Korban bukan hanya mendapat luka, tapi juga terpapar pesan politik yang sangat jelas. Tujuan utamanya adalah menciptakan trauma jangka panjang serta memberi peringatan kepada siapa pun yang terlibat. Tubuh aktivis menjadi medium untuk menyampaikan bahwa keberanian berbicara dapat dibalas dengan ancaman fisik.
Polisi tidak menemukan keadilan di balik keterorasan
Insiden serupa pernah terjadi sebelumnya, seperti kasus Novel Baswedan yang dulu menjadi perhatian publik. Saat itu, penyidik KPK diintimidasi dengan serangan malam hari menggunakan cairan kimia. Proses hukum berjalan lama, sampai dua pelaku dijatuhi vonis. Namun, pertanyaan siapa yang merancang operasi tetap menggantung di ruang publik.

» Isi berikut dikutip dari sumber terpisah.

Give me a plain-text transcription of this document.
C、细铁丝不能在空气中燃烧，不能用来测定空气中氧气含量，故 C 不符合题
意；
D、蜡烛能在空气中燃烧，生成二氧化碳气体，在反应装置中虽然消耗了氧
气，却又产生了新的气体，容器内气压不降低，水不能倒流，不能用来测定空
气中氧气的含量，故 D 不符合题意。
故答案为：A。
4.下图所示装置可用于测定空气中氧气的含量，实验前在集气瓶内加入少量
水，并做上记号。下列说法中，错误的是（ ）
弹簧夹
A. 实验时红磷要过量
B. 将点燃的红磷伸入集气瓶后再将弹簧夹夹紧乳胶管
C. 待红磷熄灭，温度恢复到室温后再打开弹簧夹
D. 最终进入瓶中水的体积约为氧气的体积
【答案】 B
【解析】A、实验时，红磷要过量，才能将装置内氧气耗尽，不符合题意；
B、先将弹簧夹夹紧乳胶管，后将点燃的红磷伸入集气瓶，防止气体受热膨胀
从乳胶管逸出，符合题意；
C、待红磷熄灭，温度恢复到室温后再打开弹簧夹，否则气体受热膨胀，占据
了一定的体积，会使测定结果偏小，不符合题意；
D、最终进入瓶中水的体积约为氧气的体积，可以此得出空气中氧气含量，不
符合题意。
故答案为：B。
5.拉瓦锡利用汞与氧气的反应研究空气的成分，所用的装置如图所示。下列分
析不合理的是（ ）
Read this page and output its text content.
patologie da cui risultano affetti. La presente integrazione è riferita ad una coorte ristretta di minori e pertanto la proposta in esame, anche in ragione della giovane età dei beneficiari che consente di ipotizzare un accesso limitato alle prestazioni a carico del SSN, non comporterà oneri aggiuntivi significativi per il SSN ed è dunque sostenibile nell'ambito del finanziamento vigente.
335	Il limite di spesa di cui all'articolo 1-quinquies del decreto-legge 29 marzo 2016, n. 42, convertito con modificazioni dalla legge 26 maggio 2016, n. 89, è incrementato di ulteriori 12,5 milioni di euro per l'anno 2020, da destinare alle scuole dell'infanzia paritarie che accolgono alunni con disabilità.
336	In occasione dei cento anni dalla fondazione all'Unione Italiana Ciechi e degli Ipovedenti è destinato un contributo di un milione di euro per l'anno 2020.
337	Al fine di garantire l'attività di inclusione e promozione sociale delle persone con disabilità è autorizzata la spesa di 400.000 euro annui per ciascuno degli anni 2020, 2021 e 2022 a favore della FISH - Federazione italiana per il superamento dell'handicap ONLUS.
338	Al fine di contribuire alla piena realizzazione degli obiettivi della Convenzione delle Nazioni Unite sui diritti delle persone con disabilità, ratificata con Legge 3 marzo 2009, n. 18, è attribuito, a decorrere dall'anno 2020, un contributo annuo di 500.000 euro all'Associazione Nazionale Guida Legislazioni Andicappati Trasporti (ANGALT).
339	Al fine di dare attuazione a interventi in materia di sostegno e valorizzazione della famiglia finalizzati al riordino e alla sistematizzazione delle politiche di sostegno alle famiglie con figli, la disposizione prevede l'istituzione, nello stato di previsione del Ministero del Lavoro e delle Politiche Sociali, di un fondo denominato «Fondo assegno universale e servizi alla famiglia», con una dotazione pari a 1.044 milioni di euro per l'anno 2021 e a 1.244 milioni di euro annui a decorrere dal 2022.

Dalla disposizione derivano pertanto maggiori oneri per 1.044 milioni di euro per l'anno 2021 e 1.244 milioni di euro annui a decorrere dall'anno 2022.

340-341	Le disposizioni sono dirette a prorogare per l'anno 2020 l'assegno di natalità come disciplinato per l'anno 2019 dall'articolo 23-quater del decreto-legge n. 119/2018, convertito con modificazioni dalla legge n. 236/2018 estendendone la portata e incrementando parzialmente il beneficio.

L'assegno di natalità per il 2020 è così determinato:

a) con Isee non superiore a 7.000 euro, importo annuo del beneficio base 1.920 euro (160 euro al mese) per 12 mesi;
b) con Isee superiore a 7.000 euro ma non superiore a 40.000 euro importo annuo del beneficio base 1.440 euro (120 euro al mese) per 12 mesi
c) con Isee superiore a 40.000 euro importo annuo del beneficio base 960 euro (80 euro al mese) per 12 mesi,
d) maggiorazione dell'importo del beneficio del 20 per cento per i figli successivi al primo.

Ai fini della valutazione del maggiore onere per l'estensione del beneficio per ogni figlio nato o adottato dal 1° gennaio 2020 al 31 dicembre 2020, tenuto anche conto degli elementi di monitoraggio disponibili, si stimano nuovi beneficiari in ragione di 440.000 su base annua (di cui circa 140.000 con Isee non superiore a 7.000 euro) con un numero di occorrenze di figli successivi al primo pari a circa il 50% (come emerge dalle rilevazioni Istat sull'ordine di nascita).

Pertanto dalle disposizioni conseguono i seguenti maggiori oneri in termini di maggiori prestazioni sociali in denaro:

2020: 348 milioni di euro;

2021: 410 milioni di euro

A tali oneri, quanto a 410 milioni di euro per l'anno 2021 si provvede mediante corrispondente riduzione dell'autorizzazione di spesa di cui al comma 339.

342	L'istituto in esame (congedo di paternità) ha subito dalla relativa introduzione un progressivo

Banyak pihak merasa keadilan hanya mencapai permukaan kasus dan tidak menyentuh akar masalah. Kesadaran masyarakat masih terasa dengan bentuk-bentuk ancaman yang tidak kalah vulgar. Kantor redaksi Tempo pernah menerima paket berisi kepala babi, sementara beberapa tokoh kritis juga mendapat kiriman serupa. Simbol ini tidak perlu interpretasi rumit, karena kepala hewan yang dipenggal jelas menunjukkan ancaman terhadap kritik.
Kritik terhadap kekuasaan dianggap sebagai tindakan yang pantas dibalas dengan kekerasan. Rangkaian peristiwa ini menunjukkan pola yang semakin sulit dibantah. Aktivis diserang fisik, jurnalis diintimidasi dengan simbol, dan pengkritik diberi peringatan melalui berbagai cara. Kekerasan kini tidak lagi sebagai kejadian terpisah, tetapi sebagai bahasa politik untuk mengendalikan ruang publik.

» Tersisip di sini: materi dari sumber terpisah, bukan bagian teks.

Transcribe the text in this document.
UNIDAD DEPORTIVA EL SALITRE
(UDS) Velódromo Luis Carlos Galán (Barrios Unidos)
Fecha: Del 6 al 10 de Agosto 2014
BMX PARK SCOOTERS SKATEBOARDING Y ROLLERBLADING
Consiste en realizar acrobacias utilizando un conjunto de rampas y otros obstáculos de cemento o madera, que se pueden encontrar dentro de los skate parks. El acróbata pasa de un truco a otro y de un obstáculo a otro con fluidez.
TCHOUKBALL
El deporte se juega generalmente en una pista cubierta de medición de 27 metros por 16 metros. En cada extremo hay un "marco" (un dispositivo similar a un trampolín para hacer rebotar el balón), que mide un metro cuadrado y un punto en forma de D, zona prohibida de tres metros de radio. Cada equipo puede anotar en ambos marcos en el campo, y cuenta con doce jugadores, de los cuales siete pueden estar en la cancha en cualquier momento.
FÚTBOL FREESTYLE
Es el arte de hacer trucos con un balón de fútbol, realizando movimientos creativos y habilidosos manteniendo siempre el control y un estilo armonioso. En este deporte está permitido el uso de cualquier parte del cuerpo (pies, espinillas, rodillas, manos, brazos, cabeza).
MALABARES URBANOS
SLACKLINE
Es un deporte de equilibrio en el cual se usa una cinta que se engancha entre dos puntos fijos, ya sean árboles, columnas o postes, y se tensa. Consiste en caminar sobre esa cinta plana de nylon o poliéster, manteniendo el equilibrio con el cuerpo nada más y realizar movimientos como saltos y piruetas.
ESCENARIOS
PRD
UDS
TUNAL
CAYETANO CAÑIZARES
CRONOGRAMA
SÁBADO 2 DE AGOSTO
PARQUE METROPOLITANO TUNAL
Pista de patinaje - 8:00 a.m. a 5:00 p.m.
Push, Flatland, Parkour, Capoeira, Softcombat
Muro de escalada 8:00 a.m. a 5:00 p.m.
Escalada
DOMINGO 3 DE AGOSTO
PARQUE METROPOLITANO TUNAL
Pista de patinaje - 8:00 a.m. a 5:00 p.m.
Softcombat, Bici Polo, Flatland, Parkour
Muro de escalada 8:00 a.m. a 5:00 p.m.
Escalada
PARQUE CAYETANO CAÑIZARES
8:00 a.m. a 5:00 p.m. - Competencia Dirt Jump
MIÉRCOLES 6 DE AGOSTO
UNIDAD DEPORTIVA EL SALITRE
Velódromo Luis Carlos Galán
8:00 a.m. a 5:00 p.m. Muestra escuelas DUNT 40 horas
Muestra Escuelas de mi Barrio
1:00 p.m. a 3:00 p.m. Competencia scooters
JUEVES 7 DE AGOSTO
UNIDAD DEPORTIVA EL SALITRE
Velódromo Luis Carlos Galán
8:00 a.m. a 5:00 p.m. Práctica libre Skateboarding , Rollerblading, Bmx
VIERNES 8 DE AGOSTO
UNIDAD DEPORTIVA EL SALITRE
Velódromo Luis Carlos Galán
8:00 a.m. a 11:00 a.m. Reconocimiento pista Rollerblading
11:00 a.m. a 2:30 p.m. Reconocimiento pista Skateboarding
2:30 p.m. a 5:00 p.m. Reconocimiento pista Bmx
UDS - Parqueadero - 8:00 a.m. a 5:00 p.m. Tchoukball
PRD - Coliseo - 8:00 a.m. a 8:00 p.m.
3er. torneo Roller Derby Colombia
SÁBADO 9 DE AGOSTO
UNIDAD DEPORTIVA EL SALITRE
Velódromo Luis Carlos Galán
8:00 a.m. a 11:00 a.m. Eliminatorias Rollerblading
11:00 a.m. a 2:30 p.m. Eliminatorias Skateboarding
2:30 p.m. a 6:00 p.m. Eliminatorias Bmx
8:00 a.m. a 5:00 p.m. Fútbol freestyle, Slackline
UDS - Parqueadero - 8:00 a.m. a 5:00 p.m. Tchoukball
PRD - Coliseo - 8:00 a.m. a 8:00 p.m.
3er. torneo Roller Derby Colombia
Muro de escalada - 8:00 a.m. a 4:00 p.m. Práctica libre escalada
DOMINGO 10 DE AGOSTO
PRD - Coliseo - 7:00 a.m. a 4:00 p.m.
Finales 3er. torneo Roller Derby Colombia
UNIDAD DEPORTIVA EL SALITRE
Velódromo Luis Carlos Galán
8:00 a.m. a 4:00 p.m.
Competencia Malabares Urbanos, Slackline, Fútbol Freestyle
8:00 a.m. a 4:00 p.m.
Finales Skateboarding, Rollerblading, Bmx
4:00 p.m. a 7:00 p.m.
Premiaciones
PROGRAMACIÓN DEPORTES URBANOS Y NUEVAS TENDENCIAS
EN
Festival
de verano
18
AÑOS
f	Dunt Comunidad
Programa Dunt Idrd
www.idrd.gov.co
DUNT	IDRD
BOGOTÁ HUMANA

Presiden Prabowo Subianto menganggap kritik sebagai ancaman
Keesokan harinya, Jumat, 13 Maret 2026, Presiden Prabowo Subianto menyampaikan pernyataan dalam Sidang Kabinet Paripurna di Istana Negara. Ia menyebut para pengamat yang menyebar narasi pesimistis tentang kondisi ekonomi sebagai pihak yang membatasi perspektif. Analisis kritis terhadap situasi ekonomi disebut sebagai sikap sempit dan tidak patriotik.

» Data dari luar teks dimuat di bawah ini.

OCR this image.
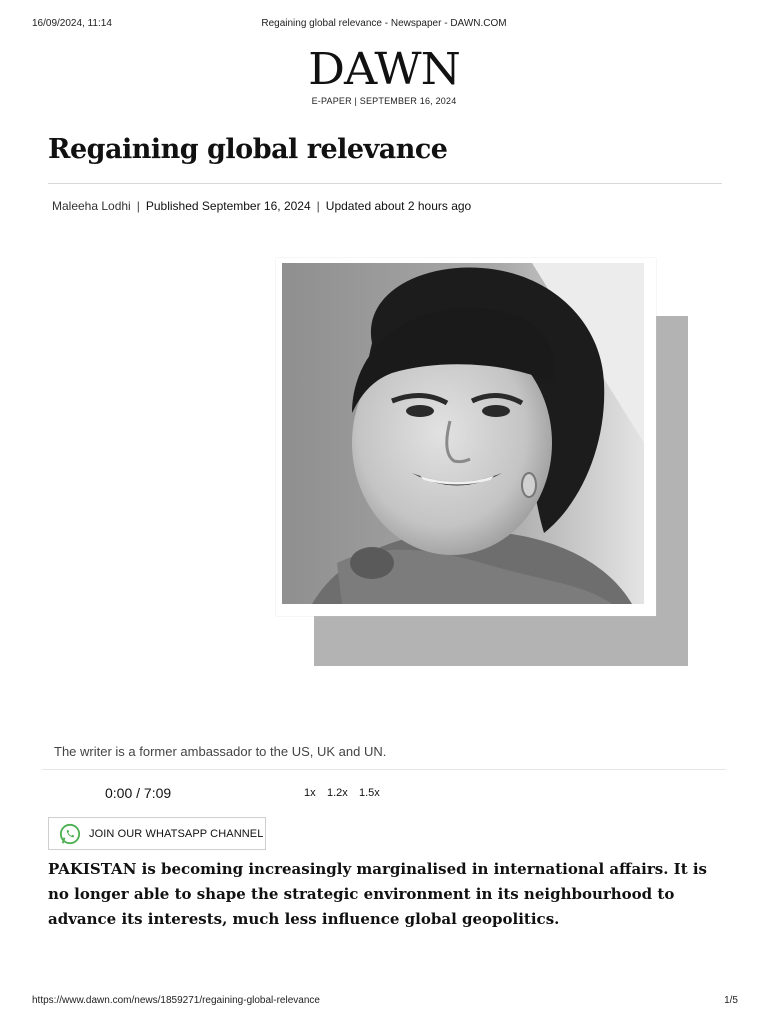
16/09/2024, 11:14	Regaining global relevance - Newspaper - DAWN.COM
DAWN
E-PAPER | SEPTEMBER 16, 2024
Regaining global relevance
Maleeha Lodhi | Published September 16, 2024 | Updated about 2 hours ago
The writer is a former ambassador to the US, UK and UN.
0:00 / 7:09	1x 1.2x 1.5x
JOIN OUR WHATSAPP CHANNEL

PAKISTAN is becoming increasingly marginalised in international affairs. It is no longer able to shape the strategic environment in its neighbourhood to advance its interests, much less influence global geopolitics.

https://www.dawn.com/news/1859271/regaining-global-relevance	1/5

“Pemerintah memiliki data intelijen yang mengetahui siapa penyebab narasi pesimistis itu,” ujarnya dalam forum tersebut.
Kata-kata tentang data intelijen tidak pernah netral dalam konteks politik. Intelijen menjadi simbol kekuasaan negara yang sensitif. Ketika pemimpin negara menyatakan kemampuan mengetahui sumber kritik, pesan yang diberikan kepada publik sangat jelas: negara mengawasi, negara mengetahui, dan negara dapat menertibkan.
Ketika kritik dipandang sebagai ancaman, perbedaan pandangan yang seharusnya menjadi sumber kekuatan demokrasi berubah menjadi bahan curiga. Dalam atmosfer politik seperti ini, serangan terhadap Andrie Yunus terasa lebih mengkhawatirkan. Kekerasan fisik terhadap aktivis tidak terjadi di ruang kosong, tetapi membutuhkan keyakinan bahwa sistem hukum tidak akan sepenuhnya mengejar dalangnya.
Keluarga Andrie Yunus sempat didatangi OTK sebelum insiden penyiraman. Fakta ini memperkuat kesan bahwa tindakan kekerasan disusun secara terencana. Tanpa keyakinan mengenai kemungkinan impunitas, operasi seperti ini tidak akan dilakukan dengan begitu berani.